Correlation Between Altimar Acquisition and Abri SPAC
Can any of the company-specific risk be diversified away by investing in both Altimar Acquisition and Abri SPAC at the same time? Although using a correlation coefficient on its own may not help to predict future stock returns, this module helps to understand the diversifiable risk of combining Altimar Acquisition and Abri SPAC into the same portfolio, which is an essential part of the fundamental portfolio management process.

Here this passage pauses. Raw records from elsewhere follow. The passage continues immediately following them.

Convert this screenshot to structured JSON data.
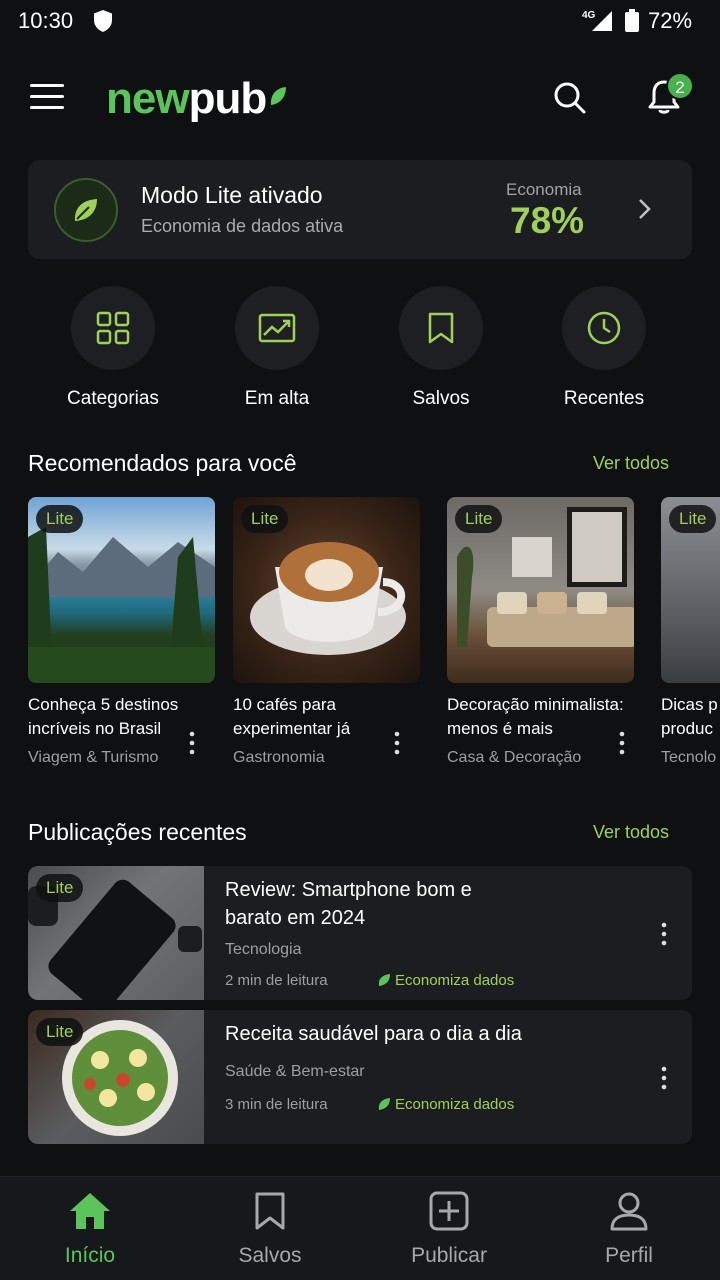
{
  "status_bar": {
    "time": "10:30",
    "network": "4G",
    "battery": "72%"
  },
  "app": {
    "logo_part1": "new",
    "logo_part2": "pub",
    "notification_count": "2"
  },
  "lite_banner": {
    "title": "Modo Lite ativado",
    "subtitle": "Economia de dados ativa",
    "economy_label": "Economia",
    "economy_value": "78%"
  },
  "quick_actions": [
    {
      "label": "Categorias",
      "icon": "grid-icon"
    },
    {
      "label": "Em alta",
      "icon": "trending-icon"
    },
    {
      "label": "Salvos",
      "icon": "bookmark-icon"
    },
    {
      "label": "Recentes",
      "icon": "clock-icon"
    }
  ],
  "recommended": {
    "title": "Recomendados para você",
    "see_all": "Ver todos",
    "items": [
      {
        "badge": "Lite",
        "title": "Conheça 5 destinos incríveis no Brasil",
        "category": "Viagem & Turismo"
      },
      {
        "badge": "Lite",
        "title": "10 cafés para experimentar já",
        "category": "Gastronomia"
      },
      {
        "badge": "Lite",
        "title": "Decoração minimalista: menos é mais",
        "category": "Casa & Decoração"
      },
      {
        "badge": "Lite",
        "title": "Dicas p produc",
        "category": "Tecnolo"
      }
    ]
  },
  "recent": {
    "title": "Publicações recentes",
    "see_all": "Ver todos",
    "items": [
      {
        "badge": "Lite",
        "title": "Review: Smartphone bom e barato em 2024",
        "category": "Tecnologia",
        "read_time": "2 min de leitura",
        "saves": "Economiza dados"
      },
      {
        "badge": "Lite",
        "title": "Receita saudável para o dia a dia",
        "category": "Saúde & Bem-estar",
        "read_time": "3 min de leitura",
        "saves": "Economiza dados"
      }
    ]
  },
  "bottom_nav": [
    {
      "label": "Início",
      "icon": "home-icon",
      "active": true
    },
    {
      "label": "Salvos",
      "icon": "bookmark-icon"
    },
    {
      "label": "Publicar",
      "icon": "plus-square-icon"
    },
    {
      "label": "Perfil",
      "icon": "user-icon"
    }
  ],
  "colors": {
    "accent": "#5cc45d",
    "lime": "#9fd15a",
    "background": "#0f1012",
    "card": "#1c1d20"
  }
}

By analyzing existing cross correlation between Altimar Acquisition Corp and Abri SPAC I, you can compare the effects of market volatilities on Altimar Acquisition and Abri SPAC and check how they will diversify away market risk if combined in the same portfolio for a given time horizon. You can also utilize pair trading strategies of matching a long position in Altimar Acquisition with a short position of Abri SPAC. Check out your portfolio center. Please also check ongoing floating volatility patterns of Altimar Acquisition and Abri SPAC.
Diversification Opportunities for Altimar Acquisition and Abri SPAC
-0.05 | Correlation Coefficient |
Good diversification
The 3 months correlation between Altimar and Abri is -0.05. Overlapping area represents the amount of risk that can be diversified away by holding Altimar Acquisition Corp and Abri SPAC I in the same portfolio, assuming nothing else is changed. The correlation between historical prices or returns on Abri SPAC I and Altimar Acquisition is a relative statistical measure of the degree to which these equity instruments tend to move together. The correlation coefficient measures the extent to which returns on Altimar Acquisition Corp are associated (or correlated) with Abri SPAC. Values of the correlation coefficient range from -1 to +1, where. The correlation of zero (0) is possible when the price movement of Abri SPAC I has no effect on the direction of Altimar Acquisition i.e., Altimar Acquisition and Abri SPAC go up and down completely randomly.
Pair Corralation between Altimar Acquisition and Abri SPAC
If you would invest 1,070 in Abri SPAC I on September 4, 2024 and sell it today you would earn a total of 0.00 from holding Abri SPAC I or generate 0.0% return on investment over 90 days.
Time Period | 3 Months [change] |
Direction | Moves Against |
Strength | Insignificant |
Accuracy | 100.0% |
Values | Daily Returns |
Altimar Acquisition Corp vs. Abri SPAC I
Performance |
Timeline |
Altimar Acquisition Corp |
Risk-Adjusted Performance
0 of 100
Weak | Strong |
Very Weak
Abri SPAC I |
Risk-Adjusted Performance
0 of 100
Weak | Strong |
Very Weak
Altimar Acquisition and Abri SPAC Volatility Contrast
Predicted Return Density |
Returns |
Pair Trading with Altimar Acquisition and Abri SPAC
The main advantage of trading using opposite Altimar Acquisition and Abri SPAC positions is that it hedges away some unsystematic risk. Because of two separate transactions, even if Altimar Acquisition position performs unexpectedly, Abri SPAC can make up some of the losses. Pair trading also minimizes risk from directional movements in the market. For example, if an entire industry or sector drops because of unexpected headlines, the short position in Abri SPAC will offset losses from the drop in Abri SPAC's long position.Altimar Acquisition vs. Sellas Life Sciences | Altimar Acquisition vs. Catalyst Pharmaceuticals | Altimar Acquisition vs. Diageo PLC ADR | Altimar Acquisition vs. The Coca Cola |
Check out your portfolio center.Note that this page's information should be used as a complementary analysis to find the right mix of equity instruments to add to your existing portfolios or create a brand new portfolio. You can also try the My Watchlist Analysis module to analyze my current watchlist and to refresh optimization strategy. Macroaxis watchlist is based on self-learning algorithm to remember stocks you like.